Heat sugar, water, and corn syrup in a heavy saucepan over medium-high, stirring occasionally, until syrup is clear. Clip a candy thermometer to the side and stop stirring.
(My syrup did not get clear. When the syrup began to boil, I stopped stirring. Once it boiled for a few minutes, then it got clear. Also, I do not own a candy thermometer. You don't need it to make caramel.)
Cook until syrup comes to a boil, washing down sides of pan with a wet pastry brush as needed. Boil, gently swirling pan occasionally, until mixture is caramelized and just reaches 360°F.
(I don't wash down the sides of my saucepan. You will need to watch your caramel carefully-- plan to devote about 10-15 minutes to hanging over the stove, watching it boil. When the mixture becomes a nice amber color, then it's done. Again, I would recommend that you don't leave your caramel unattended. It will burn very quickly! Also, don't get freaked out and take it off too early-- let it get to the amber color.)
Once your caramel is amber in color, remove from heat and slowly pour in cream; stir with a wooden spoon until smooth. Stir in sea salt.

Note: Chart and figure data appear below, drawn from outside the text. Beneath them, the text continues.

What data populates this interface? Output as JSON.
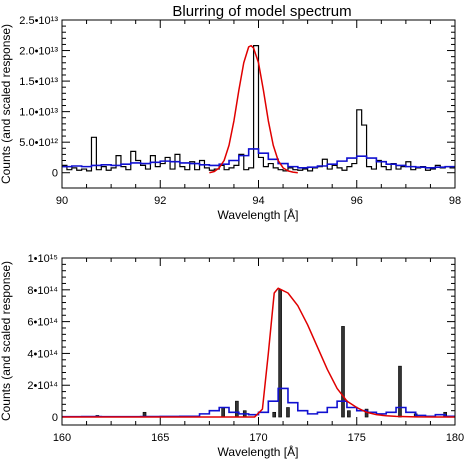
{
  "title": "Blurring of model spectrum",
  "colors": {
    "data": "#000000",
    "blue": "#1010d0",
    "red": "#e00000"
  },
  "chart_data": [
    {
      "type": "line",
      "xlabel": "Wavelength [Å]",
      "ylabel": "Counts (and scaled response)",
      "xlim": [
        90,
        98
      ],
      "ylim": [
        -2500000000000.0,
        25000000000000.0
      ],
      "xticks": [
        90,
        92,
        94,
        96,
        98
      ],
      "xtick_labels": [
        "90",
        "92",
        "94",
        "96",
        "98"
      ],
      "yticks": [
        0,
        5000000000000.0,
        10000000000000.0,
        15000000000000.0,
        20000000000000.0,
        25000000000000.0
      ],
      "ytick_labels": [
        "0",
        "5.0•10¹²",
        "1.0•10¹³",
        "1.5•10¹³",
        "2.0•10¹³",
        "2.5•10¹³"
      ],
      "series": [
        {
          "style": "histogram",
          "color": "#000000",
          "x": [
            90.0,
            90.1,
            90.2,
            90.3,
            90.4,
            90.5,
            90.6,
            90.7,
            90.8,
            90.9,
            91.0,
            91.1,
            91.2,
            91.3,
            91.4,
            91.5,
            91.6,
            91.7,
            91.8,
            91.9,
            92.0,
            92.1,
            92.2,
            92.3,
            92.4,
            92.5,
            92.6,
            92.7,
            92.8,
            92.9,
            93.0,
            93.1,
            93.2,
            93.3,
            93.4,
            93.5,
            93.6,
            93.7,
            93.8,
            93.9,
            94.0,
            94.1,
            94.2,
            94.3,
            94.4,
            94.5,
            94.6,
            94.7,
            94.8,
            94.9,
            95.0,
            95.1,
            95.2,
            95.3,
            95.4,
            95.5,
            95.6,
            95.7,
            95.8,
            95.9,
            96.0,
            96.1,
            96.2,
            96.3,
            96.4,
            96.5,
            96.6,
            96.7,
            96.8,
            96.9,
            97.0,
            97.1,
            97.2,
            97.3,
            97.4,
            97.5,
            97.6,
            97.7,
            97.8,
            97.9
          ],
          "values": [
            1200000000000.0,
            500000000000.0,
            800000000000.0,
            400000000000.0,
            600000000000.0,
            300000000000.0,
            5800000000000.0,
            500000000000.0,
            1000000000000.0,
            400000000000.0,
            800000000000.0,
            2800000000000.0,
            1000000000000.0,
            500000000000.0,
            3500000000000.0,
            2000000000000.0,
            1200000000000.0,
            600000000000.0,
            2800000000000.0,
            1000000000000.0,
            1500000000000.0,
            2500000000000.0,
            600000000000.0,
            3000000000000.0,
            1000000000000.0,
            500000000000.0,
            1800000000000.0,
            500000000000.0,
            2000000000000.0,
            800000000000.0,
            400000000000.0,
            600000000000.0,
            1200000000000.0,
            500000000000.0,
            800000000000.0,
            1200000000000.0,
            3000000000000.0,
            500000000000.0,
            800000000000.0,
            20800000000000.0,
            2500000000000.0,
            1000000000000.0,
            1500000000000.0,
            800000000000.0,
            500000000000.0,
            300000000000.0,
            800000000000.0,
            500000000000.0,
            400000000000.0,
            600000000000.0,
            300000000000.0,
            800000000000.0,
            1000000000000.0,
            2200000000000.0,
            600000000000.0,
            1200000000000.0,
            800000000000.0,
            400000000000.0,
            1000000000000.0,
            1500000000000.0,
            10300000000000.0,
            7800000000000.0,
            1000000000000.0,
            600000000000.0,
            2000000000000.0,
            1000000000000.0,
            500000000000.0,
            1500000000000.0,
            600000000000.0,
            1000000000000.0,
            1800000000000.0,
            500000000000.0,
            800000000000.0,
            1000000000000.0,
            400000000000.0,
            600000000000.0,
            1200000000000.0,
            800000000000.0,
            1000000000000.0,
            800000000000.0
          ]
        },
        {
          "style": "histogram",
          "color": "#1010d0",
          "x": [
            90.0,
            90.2,
            90.4,
            90.6,
            90.8,
            91.0,
            91.2,
            91.4,
            91.6,
            91.8,
            92.0,
            92.2,
            92.4,
            92.6,
            92.8,
            93.0,
            93.2,
            93.4,
            93.6,
            93.8,
            94.0,
            94.2,
            94.4,
            94.6,
            94.8,
            95.0,
            95.2,
            95.4,
            95.6,
            95.8,
            96.0,
            96.2,
            96.4,
            96.6,
            96.8,
            97.0,
            97.2,
            97.4,
            97.6,
            97.8
          ],
          "values": [
            1000000000000.0,
            1100000000000.0,
            1000000000000.0,
            1200000000000.0,
            1300000000000.0,
            1200000000000.0,
            1400000000000.0,
            1600000000000.0,
            1500000000000.0,
            1700000000000.0,
            1900000000000.0,
            1800000000000.0,
            1600000000000.0,
            1500000000000.0,
            1300000000000.0,
            1200000000000.0,
            1400000000000.0,
            2000000000000.0,
            2800000000000.0,
            3900000000000.0,
            3200000000000.0,
            2200000000000.0,
            1500000000000.0,
            1000000000000.0,
            800000000000.0,
            900000000000.0,
            1100000000000.0,
            1400000000000.0,
            1900000000000.0,
            2400000000000.0,
            2700000000000.0,
            2400000000000.0,
            1800000000000.0,
            1400000000000.0,
            1200000000000.0,
            1000000000000.0,
            900000000000.0,
            800000000000.0,
            900000000000.0,
            1000000000000.0
          ]
        },
        {
          "style": "line",
          "color": "#e00000",
          "x": [
            93.0,
            93.1,
            93.2,
            93.3,
            93.4,
            93.5,
            93.6,
            93.7,
            93.8,
            93.85,
            93.9,
            94.0,
            94.1,
            94.2,
            94.3,
            94.4,
            94.5,
            94.6,
            94.7,
            94.8
          ],
          "values": [
            0,
            200000000000.0,
            800000000000.0,
            2000000000000.0,
            4500000000000.0,
            8500000000000.0,
            13500000000000.0,
            18000000000000.0,
            20600000000000.0,
            20800000000000.0,
            20400000000000.0,
            18000000000000.0,
            13500000000000.0,
            8500000000000.0,
            4500000000000.0,
            2000000000000.0,
            800000000000.0,
            300000000000.0,
            100000000000.0,
            0
          ]
        }
      ]
    },
    {
      "type": "line",
      "xlabel": "Wavelength [Å]",
      "ylabel": "Counts (and scaled response)",
      "xlim": [
        160,
        180
      ],
      "ylim": [
        -50000000000000.0,
        1000000000000000.0
      ],
      "xticks": [
        160,
        165,
        170,
        175,
        180
      ],
      "xtick_labels": [
        "160",
        "165",
        "170",
        "175",
        "180"
      ],
      "yticks": [
        0,
        200000000000000.0,
        400000000000000.0,
        600000000000000.0,
        800000000000000.0,
        1000000000000000.0
      ],
      "ytick_labels": [
        "0",
        "2•10¹⁴",
        "4•10¹⁴",
        "6•10¹⁴",
        "8•10¹⁴",
        "1•10¹⁵"
      ],
      "series": [
        {
          "style": "spikes",
          "color": "#000000",
          "x": [
            161.8,
            164.2,
            168.2,
            168.9,
            169.3,
            170.8,
            171.1,
            171.5,
            174.3,
            174.6,
            175.5,
            177.2,
            178.0,
            179.5
          ],
          "values": [
            10000000000000.0,
            30000000000000.0,
            60000000000000.0,
            100000000000000.0,
            40000000000000.0,
            30000000000000.0,
            800000000000000.0,
            60000000000000.0,
            570000000000000.0,
            40000000000000.0,
            50000000000000.0,
            320000000000000.0,
            20000000000000.0,
            30000000000000.0
          ]
        },
        {
          "style": "histogram",
          "color": "#1010d0",
          "x": [
            160,
            161,
            162,
            163,
            164,
            165,
            166,
            167,
            167.5,
            168,
            168.5,
            169,
            169.5,
            170,
            170.5,
            171,
            171.5,
            172,
            172.5,
            173,
            173.5,
            174,
            174.5,
            175,
            175.5,
            176,
            176.5,
            177,
            177.5,
            178,
            178.5,
            179,
            179.5
          ],
          "values": [
            2000000000000.0,
            3000000000000.0,
            2000000000000.0,
            2000000000000.0,
            3000000000000.0,
            4000000000000.0,
            5000000000000.0,
            20000000000000.0,
            40000000000000.0,
            60000000000000.0,
            30000000000000.0,
            20000000000000.0,
            15000000000000.0,
            30000000000000.0,
            100000000000000.0,
            180000000000000.0,
            90000000000000.0,
            40000000000000.0,
            20000000000000.0,
            30000000000000.0,
            60000000000000.0,
            100000000000000.0,
            60000000000000.0,
            40000000000000.0,
            30000000000000.0,
            20000000000000.0,
            30000000000000.0,
            60000000000000.0,
            30000000000000.0,
            10000000000000.0,
            5000000000000.0,
            15000000000000.0,
            5000000000000.0
          ]
        },
        {
          "style": "line",
          "color": "#e00000",
          "x": [
            160,
            168,
            169.8,
            170.2,
            170.5,
            170.8,
            171.0,
            171.5,
            172,
            172.5,
            173,
            173.5,
            174,
            174.5,
            175,
            175.5,
            176,
            176.5,
            177,
            178,
            179,
            180
          ],
          "values": [
            0,
            0,
            0,
            50000000000000.0,
            400000000000000.0,
            780000000000000.0,
            810000000000000.0,
            780000000000000.0,
            700000000000000.0,
            580000000000000.0,
            440000000000000.0,
            300000000000000.0,
            180000000000000.0,
            100000000000000.0,
            60000000000000.0,
            30000000000000.0,
            15000000000000.0,
            8000000000000.0,
            4000000000000.0,
            1000000000000.0,
            0,
            0
          ]
        }
      ]
    }
  ]
}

(Pour in the cream slowly and carefully! Do not pour it in all at once- your caramel will seize and harden. Also, please be careful-- the caramel gets very angry and spits and bubbles and hisses when you pour the cream in. Just keep stirring and slowly adding the cream.)
Let the caramel cool for 15-20 minutes, then fill each cored cupcake with caramel. Sprinkle a few flakes of fleur de sel on top the caramel before replacing the cupcake top.
Salted Caramel Buttercream
1 stick unsalted butter
1/2 cup Crisco (or you can substitute another stick of butter here)
1/2 tsp flaked sea salt/fleur de sel
1 tsp vanilla extract
3-4 cups powdered sugar
1/2- 3/4 cup caramel (from above)
In a large bowl, or the bowl of a stand mixer, cream together the butter, Crisco, and sea salt until combined. Add the vanilla extract and beat until absorbed. Next, add the powdered sugar one cup at a time, beating until absorbed-- scrape the sides of the bowl after each addition. (I used about 3.5 cups.) Scrape the bowl again and add the half cup of caramel-- beat until incorporated. If you want a more intense caramel flavor, add more, beating each addition until well-combined. If your frosting seems soft, you can refrigerate it until it sets-- the caramel may make it soft, especially if it was warm when added.
Using a pasrty bag with a tip (I used a large start tip) or a ziploc with the corner cut off, frost each cupcake. Garnish each cupcake with a few flakes of the sea salt. Store in a covered container at room temperature.